MG ZB Magnette

Der MG ZA Magnette, der 1953 auf der London Motor Show zusammen mit dem TF Midget vorgestellt wurde, wurde sowohl von Enthusiasten als auch von der Fachpresse mit gemischten Gefühlen aufgenommen. BMC, das 1952 nach der Fusion mit Nuffield und Austin Motors neu gegründet worden war, hatte den TF ebenfalls falsch eingeschätzt, denn auch dieses Modell wurde zunächst mit Geringschätzung aufgenommen.

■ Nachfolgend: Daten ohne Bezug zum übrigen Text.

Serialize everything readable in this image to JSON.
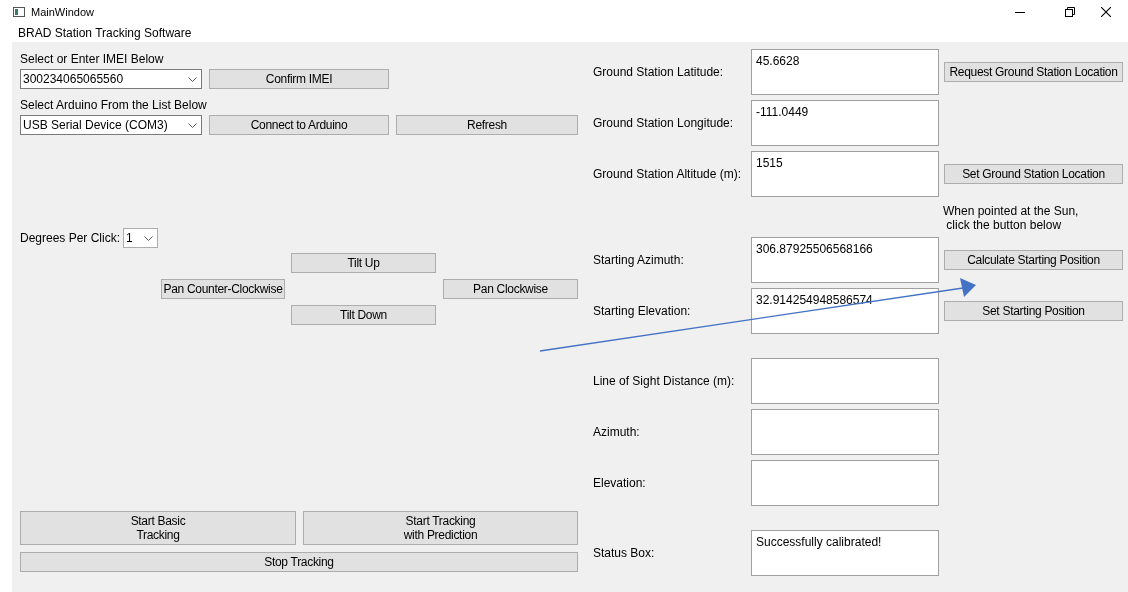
{
  "window": {
    "title": "MainWindow"
  },
  "app_title": "BRAD Station Tracking Software",
  "imei": {
    "label": "Select or Enter IMEI Below",
    "value": "300234065065560",
    "button": "Confirm IMEI"
  },
  "arduino": {
    "label": "Select Arduino From the List Below",
    "value": "USB Serial Device (COM3)",
    "connect_button": "Connect to Arduino",
    "refresh_button": "Refresh"
  },
  "degrees": {
    "label": "Degrees Per Click:",
    "value": "1"
  },
  "motion_buttons": {
    "tilt_up": "Tilt Up",
    "pan_ccw": "Pan Counter-Clockwise",
    "pan_cw": "Pan Clockwise",
    "tilt_down": "Tilt Down"
  },
  "tracking_buttons": {
    "basic": "Start Basic\nTracking",
    "prediction": "Start Tracking\nwith Prediction",
    "stop": "Stop Tracking"
  },
  "location_fields": [
    {
      "label": "Ground Station Latitude:",
      "value": "45.6628",
      "button": "Request Ground Station Location"
    },
    {
      "label": "Ground Station Longitude:",
      "value": "-111.0449"
    },
    {
      "label": "Ground Station Altitude (m):",
      "value": "1515",
      "button": "Set Ground Station Location"
    }
  ],
  "sun_hint": "When pointed at the Sun,\n click the button below",
  "start_fields": [
    {
      "label": "Starting Azimuth:",
      "value": "306.87925506568166",
      "button": "Calculate Starting Position"
    },
    {
      "label": "Starting Elevation:",
      "value": "32.914254948586574",
      "button": "Set Starting Position"
    }
  ],
  "output_fields": [
    {
      "label": "Line of Sight Distance (m):"
    },
    {
      "label": "Azimuth:"
    },
    {
      "label": "Elevation:"
    }
  ],
  "status": {
    "label": "Status Box:",
    "value": "Successfully calibrated!"
  }
}
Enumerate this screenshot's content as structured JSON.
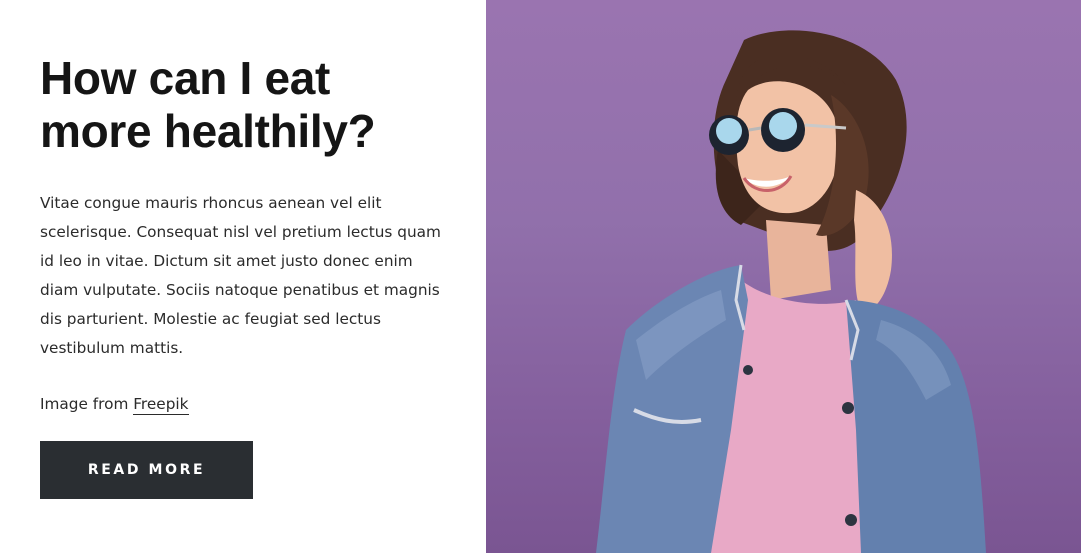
{
  "heading": {
    "line1": "How can I eat",
    "line2": "more healthily?"
  },
  "body": {
    "text": "Vitae congue mauris rhoncus aenean vel elit scelerisque. Consequat nisl vel pretium lectus quam id leo in vitae. Dictum sit amet justo donec enim diam vulputate. Sociis natoque penatibus et magnis dis parturient. Molestie ac feugiat sed lectus vestibulum mattis."
  },
  "credit": {
    "prefix": "Image from ",
    "link_label": "Freepik"
  },
  "cta": {
    "label": "READ MORE"
  },
  "colors": {
    "button_bg": "#2a2e32",
    "photo_bg": "#9170ab",
    "heading": "#151515"
  }
}
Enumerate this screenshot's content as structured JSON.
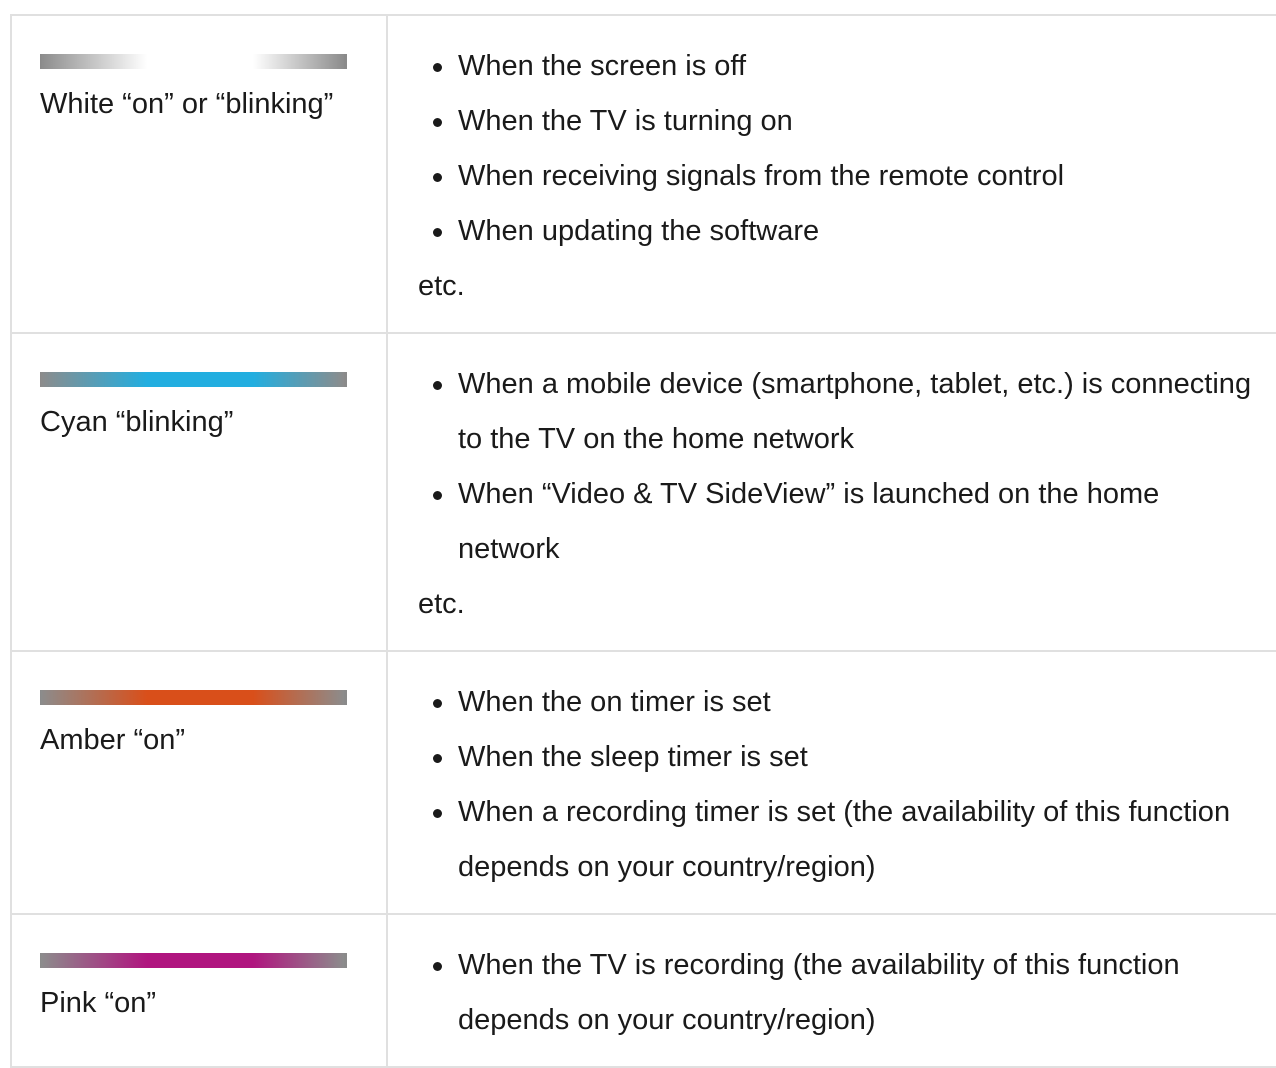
{
  "rows": [
    {
      "label": "White “on” or “blinking”",
      "bar_colors": [
        "#8c8c8c",
        "#ffffff",
        "#8c8c8c"
      ],
      "items": [
        "When the screen is off",
        "When the TV is turning on",
        "When receiving signals from the remote control",
        "When updating the software"
      ],
      "etc": "etc."
    },
    {
      "label": "Cyan “blinking”",
      "bar_colors": [
        "#8c8c8c",
        "#22aee0",
        "#8c8c8c"
      ],
      "items": [
        "When a mobile device (smartphone, tablet, etc.) is connecting to the TV on the home network",
        "When “Video & TV SideView” is launched on the home network"
      ],
      "etc": "etc."
    },
    {
      "label": "Amber “on”",
      "bar_colors": [
        "#8c8c8c",
        "#d94f1a",
        "#8c8c8c"
      ],
      "items": [
        "When the on timer is set",
        "When the sleep timer is set",
        "When a recording timer is set (the availability of this function depends on your country/region)"
      ],
      "etc": ""
    },
    {
      "label": "Pink “on”",
      "bar_colors": [
        "#8c8c8c",
        "#b0157f",
        "#8c8c8c"
      ],
      "items": [
        "When the TV is recording (the availability of this function depends on your country/region)"
      ],
      "etc": ""
    }
  ]
}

Der Ersatz für die Fahrzeuge der Y-Serie war schon vor der Fusion von Nuffield und Austin weit fortgeschritten und lag in den Händen des Designers Gerald Palmer. Gerald Palmer war vor dem Krieg ursprünglich für die Nuffield Organisation tätig und hatte die Y-Limousine entworfen, die erst 1947 in Produktion ging. Palmer entwarf zwei Autos: eine mittelgroße Limousine, die die Abzeichen von Wolseley und MG tragen sollte, und eine weitaus größere Limousine mit den Abzeichen von Riley und Wolseley, die Pathfinder bzw. 6/90 heißen sollte. Die kleinere Limousine sollte in Monocoque-Bauweise gebaut werden, und die MG-Version, der ZA Magnette, war der erste MG, der diese Bauweise verwendete. Das separate Fahrgestell wurde durch eine komplette Karosserie ersetzt, an der der Motor, das Getriebe und die Aufhängung befestigt waren. Diese Bauweise wurde in den 1950er Jahren immer beliebter, da das Auto bei gleichbleibender Festigkeit und Steifigkeit viel leichter gebaut werden konnte und die Stückkosten in der Großserienproduktion drastisch gesenkt werden konnten.

Magnette

Eine MG Magnette Family Saloon

Palmer wollte die beiden Autos voneinander unterscheiden, indem er den Wolseley zum Luxuswagen und den MG zur Sportlimousine machte. Dies wurde erreicht, indem die Karosserie des MG um etwa fünf Zentimeter abgesenkt und die Eigenschaften der Federung und der Stoßdämpfer verändert wurden. Dies verlieh dem MG ein viel sportlicheres Aussehen und verbesserte die Straßenlage erheblich. Obwohl die Karosserie grundsätzlich ähnlich aussah, waren viele Teile unterschiedlich. Die einzigen Gemeinsamkeiten waren das Dach, die Vordertüren und die Kofferraumklappe. Die Bodenwanne, die hinteren Türen, die hinteren Kotflügel, die vorderen Kotflügel und die Schweller unterschieden sich ebenso wie die Anordnung der Motorhaube. Jedes Auto hatte seinen traditionellen Kühlergrill, der beim Wolseley auf die übliche Art und Weise befestigt war, während beim Magnette der Kühlergrill an der vorderen Kante der Motorhaube befestigt war. Der Magnette war der erste MG, der mit dem völlig neuen Motor der B-Serie ausgestattet war. Dieser Doppelvergaser mit 1489 Kubikzentimetern Hubraum basierte auf dem 1200 Kubikzentimeter großen Motor des Austin A40, der erstmals 1947 eingesetzt wurde. Der neue Motor wurde jedoch erheblich modifiziert und leistete satte 60 PS bei 4.600 Umdrehungen pro Minute.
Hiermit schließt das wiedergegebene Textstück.